Luke Ballard's Hampton Court Palace

My protagonist, apothecary and elemancer Luke Ballard, would have only been familiar with about half the building we know today as Hampton Court Palace. We can thank William III for two things, one is pulling down the south side of the Tudor palace containing amongst other things the royal apartments of Henry VIII and his descendants, for which I hope his knickers rot in hell, but then he redeemed himself by dying before he could demolish the rest. A good reason to thank the “gentleman in black velvet”, the name given to the mole whose molehill caused William’s horse to stumble and him to fall, resulting in his death some days later. All work on Hampton Court was stopped, which gives us half a Tudor palace, thankfully left intact by the Georgians. William’s initial demolition cut a straight swathe through the building and the new southern palace was built facing the river.

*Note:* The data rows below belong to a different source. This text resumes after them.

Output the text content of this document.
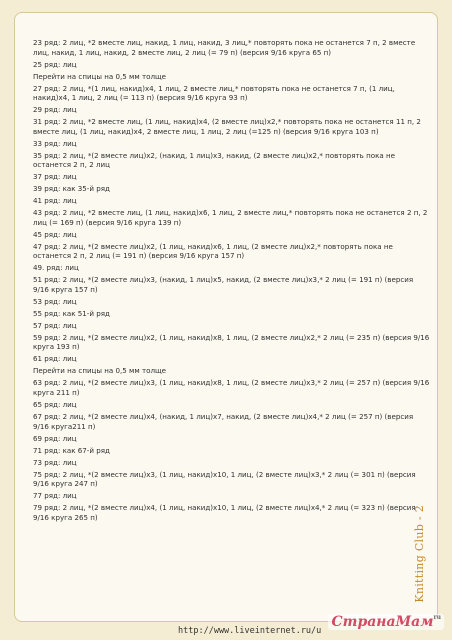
23 ряд: 2 лиц, *2 вместе лиц, накид, 1 лиц, накид, 3 лиц,* повторять пока не останется 7 п, 2 вместе
лиц, накид, 1 лиц, накид, 2 вместе лиц, 2 лиц (= 79 п) (версия 9/16 круга 65 п)
25 ряд: лиц
Перейти на спицы на 0,5 мм толще
27 ряд: 2 лиц, *(1 лиц, накид)х4, 1 лиц, 2 вместе лиц,* повторять пока не останется 7 п, (1 лиц,
накид)х4, 1 лиц, 2 лиц (= 113 п) (версия 9/16 круга 93 п)
29 ряд: лиц
31 ряд: 2 лиц, *2 вместе лиц, (1 лиц, накид)х4, (2 вместе лиц)х2,* повторять пока не останется 11 п, 2
вместе лиц, (1 лиц, накид)х4, 2 вместе лиц, 1 лиц, 2 лиц (=125 п) (версия 9/16 круга 103 п)
33 ряд: лиц
35 ряд: 2 лиц, *(2 вместе лиц)х2, (накид, 1 лиц)х3, накид, (2 вместе лиц)х2,* повторять пока не
останется 2 п, 2 лиц
37 ряд: лиц
39 ряд: как 35-й ряд
41 ряд: лиц
43 ряд: 2 лиц, *2 вместе лиц, (1 лиц, накид)х6, 1 лиц, 2 вместе лиц,* повторять пока не останется 2 п, 2
лиц (= 169 п) (версия 9/16 круга 139 п)
45 ряд: лиц
47 ряд: 2 лиц, *(2 вместе лиц)х2, (1 лиц, накид)х6, 1 лиц, (2 вместе лиц)х2,* повторять пока не
останется 2 п, 2 лиц (= 191 п) (версия 9/16 круга 157 п)
49. ряд: лиц
51 ряд: 2 лиц, *(2 вместе лиц)х3, (накид, 1 лиц)х5, накид, (2 вместе лиц)х3,* 2 лиц (= 191 п) (версия
9/16 круга 157 п)
53 ряд: лиц
55 ряд: как 51-й ряд
57 ряд: лиц
59 ряд: 2 лиц, *(2 вместе лиц)х2, (1 лиц, накид)х8, 1 лиц, (2 вместе лиц)х2,* 2 лиц (= 235 п) (версия 9/16
круга 193 п)
61 ряд: лиц
Перейти на спицы на 0,5 мм толще
63 ряд: 2 лиц, *(2 вместе лиц)х3, (1 лиц, накид)х8, 1 лиц, (2 вместе лиц)х3,* 2 лиц (= 257 п) (версия 9/16
круга 211 п)
65 ряд: лиц
67 ряд: 2 лиц, *(2 вместе лиц)х4, (накид, 1 лиц)х7, накид, (2 вместе лиц)х4,* 2 лиц (= 257 п) (версия
9/16 круга211 п)
69 ряд: лиц
71 ряд: как 67-й ряд
73 ряд: лиц
75 ряд: 2 лиц, *(2 вместе лиц)х3, (1 лиц, накид)х10, 1 лиц, (2 вместе лиц)х3,* 2 лиц (= 301 п) (версия
9/16 круга 247 п)
77 ряд: лиц
79 ряд: 2 лиц, *(2 вместе лиц)х4, (1 лиц, накид)х10, 1 лиц, (2 вместе лиц)х4,* 2 лиц (= 323 п) (версия
9/16 круга 265 п)	Knitting Club - 2
http://www.liveinternet.ru/u
СтранаМам$^{ru}$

There are few leftovers from the Tudors within the Georgian palace, including the wooden base of the stairs up which the pages brought Henry’s clean clothes each morning. The only remaining glimpse of the royal apartments is the door leading to them from the Great Watching Chamber. Through this, Henry and his close courtiers would sweep out of public gaze. Sweep through those doors today and you would plunge down several metres onto the stairs of the Georgian palace because that is William’s dividing line.

Henry VIII would still recognise his Great Hall, although the Victorians altered the window adornments. When Anne Boleyn was executed, he gave orders for all entwined HA initials to be removed, but one was forgotten and you can still see it today. The Great Watching Chamber was the first of the public rooms and when Henry came to services in the Chapel Royal, he would have come through it.

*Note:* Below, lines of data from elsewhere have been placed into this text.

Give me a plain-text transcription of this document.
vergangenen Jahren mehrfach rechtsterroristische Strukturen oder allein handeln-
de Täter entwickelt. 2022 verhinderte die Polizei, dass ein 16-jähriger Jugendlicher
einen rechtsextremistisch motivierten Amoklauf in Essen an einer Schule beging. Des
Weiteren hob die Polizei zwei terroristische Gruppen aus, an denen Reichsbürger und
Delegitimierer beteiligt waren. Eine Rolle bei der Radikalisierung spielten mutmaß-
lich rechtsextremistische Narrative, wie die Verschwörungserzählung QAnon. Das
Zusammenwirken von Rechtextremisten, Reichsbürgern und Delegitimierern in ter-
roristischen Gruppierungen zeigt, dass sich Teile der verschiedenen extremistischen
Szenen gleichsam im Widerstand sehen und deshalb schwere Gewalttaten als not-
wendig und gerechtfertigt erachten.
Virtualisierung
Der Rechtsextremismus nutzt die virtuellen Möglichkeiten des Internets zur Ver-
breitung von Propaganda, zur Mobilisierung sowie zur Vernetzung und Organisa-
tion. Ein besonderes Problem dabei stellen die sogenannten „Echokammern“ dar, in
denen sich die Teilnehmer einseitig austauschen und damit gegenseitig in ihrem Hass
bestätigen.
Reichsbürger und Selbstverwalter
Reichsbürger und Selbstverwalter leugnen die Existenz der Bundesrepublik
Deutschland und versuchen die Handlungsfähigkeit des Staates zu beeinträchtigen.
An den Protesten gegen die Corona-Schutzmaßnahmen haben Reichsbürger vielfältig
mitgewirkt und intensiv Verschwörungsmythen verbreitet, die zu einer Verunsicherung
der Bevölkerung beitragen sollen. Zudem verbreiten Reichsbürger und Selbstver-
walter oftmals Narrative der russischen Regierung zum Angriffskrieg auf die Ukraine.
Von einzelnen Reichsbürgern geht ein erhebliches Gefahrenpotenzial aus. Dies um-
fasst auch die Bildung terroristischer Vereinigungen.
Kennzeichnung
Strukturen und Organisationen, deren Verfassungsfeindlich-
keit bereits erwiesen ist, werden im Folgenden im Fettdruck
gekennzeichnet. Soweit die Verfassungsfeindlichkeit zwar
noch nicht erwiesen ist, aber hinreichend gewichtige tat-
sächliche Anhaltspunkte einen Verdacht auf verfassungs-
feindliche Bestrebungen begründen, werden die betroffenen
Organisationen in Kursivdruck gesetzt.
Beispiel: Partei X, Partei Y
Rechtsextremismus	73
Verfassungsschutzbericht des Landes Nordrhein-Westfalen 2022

The Chapel Royal itself is still used today and some of Henry’s marriages were celebrated in the Queen’s Holy Day Closet on the upper floor, shut off from the prying eyes of the people in the body of the chapel. Outside the King’s and Queen’s Holy Day Closets is the “Haunted Gallery”. Legend has it that Catherine Howard, wife No 5, when her “indiscretions” were reported to Henry in his Holy Day closet, escaped the vigilance of her jailers and flew down the gallery towards the King who was in his pew in the chapel. She was captured, but her screams to her husband were heard by everyone as she was dragged back to her apartments. Her ghost reputedly dashes down the gallery in that last desperate bid for freedom. In truth, it is highly unlikely that this happened at all. The modern accepted version is that Henry was out hunting when he was given a letter detailing his wife’s infidelities and not even in the palace, but it makes a romantic story. A far more likely ghostly appearance is in the rooms once belonging to Cardinal Wolsey. Not spoken of openly amongst the current-day warders, there have been known disturbances and sightings in that area.

Go into the ladies’ loos – sorry chaps - in the Base Court and you can see the excavation to a huge conduit, now glassed over. You can see another part of it from the shop under what used to be Anne Boleyn’s rooms. This conduit is large enough to take a man on horseback and I have used it in the Luke stories.

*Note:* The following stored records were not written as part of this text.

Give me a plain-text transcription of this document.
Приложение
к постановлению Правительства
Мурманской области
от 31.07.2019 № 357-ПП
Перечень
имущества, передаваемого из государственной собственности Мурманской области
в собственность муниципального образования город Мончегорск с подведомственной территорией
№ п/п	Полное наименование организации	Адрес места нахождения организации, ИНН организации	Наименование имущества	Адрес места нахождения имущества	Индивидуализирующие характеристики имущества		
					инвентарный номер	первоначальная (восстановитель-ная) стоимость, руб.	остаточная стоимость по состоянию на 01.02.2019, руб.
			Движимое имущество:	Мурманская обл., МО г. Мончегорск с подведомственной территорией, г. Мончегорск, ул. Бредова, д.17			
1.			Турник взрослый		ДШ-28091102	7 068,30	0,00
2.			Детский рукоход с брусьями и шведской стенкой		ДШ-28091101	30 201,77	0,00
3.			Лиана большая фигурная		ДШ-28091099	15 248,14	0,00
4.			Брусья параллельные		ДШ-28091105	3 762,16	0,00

In my world of 1550, of course, Anne Boleyn is still alive and it is her son, Henry who sits on the throne. I have sited Luke’s house and apothecary shop in the Outer Green between the west front of the palace and the Trophy Gate. In Tudor times, the Outer Green contained a Great Bakehouse, a Privy Bakehouse, a Poultry Office with a Scalding House for the poultry, a Knife House and a woodyard which stored wood for fires. I am confident that Luke’s shop would have blended in quite happily.

In the 1550s, Hampton Court Bridge did not exist, but the Royal Mews is still in evidence a few hundred yards down Hampton Court Road. Immediately outside the Trophy Gate was a timber yard, saw pits and a wharf.